Even the “cities without suburbs” paradigm may actually be backwards. In a paper criticizing the Louisville merger, University of Louisville professors Hank Savitch and Ronald Vogel argued that a better description is “suburbs without a city.” That is, by allowing formerly suburban and unincorporated areas to vote for the government of the city, the locus of control shifts from urban to suburban residents. This disempowers the city by merging its interests with a far larger group of suburbanites who may have different interests and values. This can also have a racial dimension, as it dilutes concentrated minority voting power in the central city. The mere act of putting different groups of people inside the same box doesn’t ensure that they will agree, as Congress so starkly illustrates.
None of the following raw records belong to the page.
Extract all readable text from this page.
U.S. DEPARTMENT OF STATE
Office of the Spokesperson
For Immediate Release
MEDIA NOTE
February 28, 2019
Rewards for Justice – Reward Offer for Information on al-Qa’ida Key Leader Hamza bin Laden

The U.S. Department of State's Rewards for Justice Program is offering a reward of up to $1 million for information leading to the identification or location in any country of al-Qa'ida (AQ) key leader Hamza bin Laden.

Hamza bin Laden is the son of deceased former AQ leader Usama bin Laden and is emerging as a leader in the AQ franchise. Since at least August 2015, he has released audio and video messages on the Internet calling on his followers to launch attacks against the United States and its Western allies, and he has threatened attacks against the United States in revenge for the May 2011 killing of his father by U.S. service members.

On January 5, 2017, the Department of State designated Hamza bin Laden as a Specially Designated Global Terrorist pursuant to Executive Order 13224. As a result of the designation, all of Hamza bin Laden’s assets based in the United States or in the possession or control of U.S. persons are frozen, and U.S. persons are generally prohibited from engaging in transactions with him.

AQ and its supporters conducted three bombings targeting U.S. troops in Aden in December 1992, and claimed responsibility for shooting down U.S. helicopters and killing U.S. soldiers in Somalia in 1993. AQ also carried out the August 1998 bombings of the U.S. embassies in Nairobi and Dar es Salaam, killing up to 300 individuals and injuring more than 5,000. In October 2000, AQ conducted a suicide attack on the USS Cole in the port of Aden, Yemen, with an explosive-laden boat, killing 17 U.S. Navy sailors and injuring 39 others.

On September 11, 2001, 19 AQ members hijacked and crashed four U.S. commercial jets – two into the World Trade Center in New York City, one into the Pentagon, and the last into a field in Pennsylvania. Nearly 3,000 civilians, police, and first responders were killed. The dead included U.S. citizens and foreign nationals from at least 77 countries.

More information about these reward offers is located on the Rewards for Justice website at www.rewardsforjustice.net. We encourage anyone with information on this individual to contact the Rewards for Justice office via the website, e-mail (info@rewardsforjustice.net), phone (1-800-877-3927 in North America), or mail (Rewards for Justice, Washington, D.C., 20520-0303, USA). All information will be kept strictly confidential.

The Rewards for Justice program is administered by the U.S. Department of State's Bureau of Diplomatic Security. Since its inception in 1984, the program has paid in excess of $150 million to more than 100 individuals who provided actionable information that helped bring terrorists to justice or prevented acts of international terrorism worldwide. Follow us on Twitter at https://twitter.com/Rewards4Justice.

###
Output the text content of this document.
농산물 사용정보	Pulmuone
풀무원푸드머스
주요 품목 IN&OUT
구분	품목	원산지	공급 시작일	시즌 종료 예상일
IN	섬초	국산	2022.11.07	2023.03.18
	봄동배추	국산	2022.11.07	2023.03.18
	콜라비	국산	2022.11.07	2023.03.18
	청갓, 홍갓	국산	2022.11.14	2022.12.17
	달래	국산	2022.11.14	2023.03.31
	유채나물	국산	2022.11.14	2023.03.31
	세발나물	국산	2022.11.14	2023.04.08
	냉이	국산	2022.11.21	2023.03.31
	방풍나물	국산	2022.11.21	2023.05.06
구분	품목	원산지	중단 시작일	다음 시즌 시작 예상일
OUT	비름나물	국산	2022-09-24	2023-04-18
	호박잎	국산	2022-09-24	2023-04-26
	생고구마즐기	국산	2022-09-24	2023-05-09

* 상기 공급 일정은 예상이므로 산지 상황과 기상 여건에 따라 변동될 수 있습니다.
Expansive or consolidated governments are often less responsive to citizen and neighborhood needs. A large city still only has one mayor who only has 24 hours in a day. His or her attention span is limited. And in a large city, the most influential interests tend to be its wealthy citizens along with corporate players. It can be hard for neighborhood-level concerns to get addressed.
Given these factors, it’s hard to see how consolidation would help the St. Louis area. This is particularly true when, as Cincinnati Mayor John Cranley has noted of his city, the urban core is starting to see uplift while surrounding inner-ring suburbs face challenges from their own economic and fiscal declines.
Yet there’s an argument to be made for consolidation of especially small cities. Unlike big-city governments, these often fly under the media and state radar unless a major problem erupts. This renders them vulnerable to abuses. It’s no surprise that it was Bell -- not small on an absolute basis, but only the 215th largest municipality in California -- where the city manager was making nearly $800,000 per year. Combine small size with poverty, as in Bell, and these places are often doubly overlooked.
In these cases of documented abuse, state legislatures should not hesitate to simply abolish the small municipalities in question. This would result in de facto consolidation to the county level. No one should suggest that this in and of itself would solve the racial and other challenges facing the St. Louis region. In fact, it would likely produce many of the downsides described above, such as the dilution of minority voting power. But it would at least end the outright abuse of citizens, especially poor and minority citizens, by these tiny fiefdoms.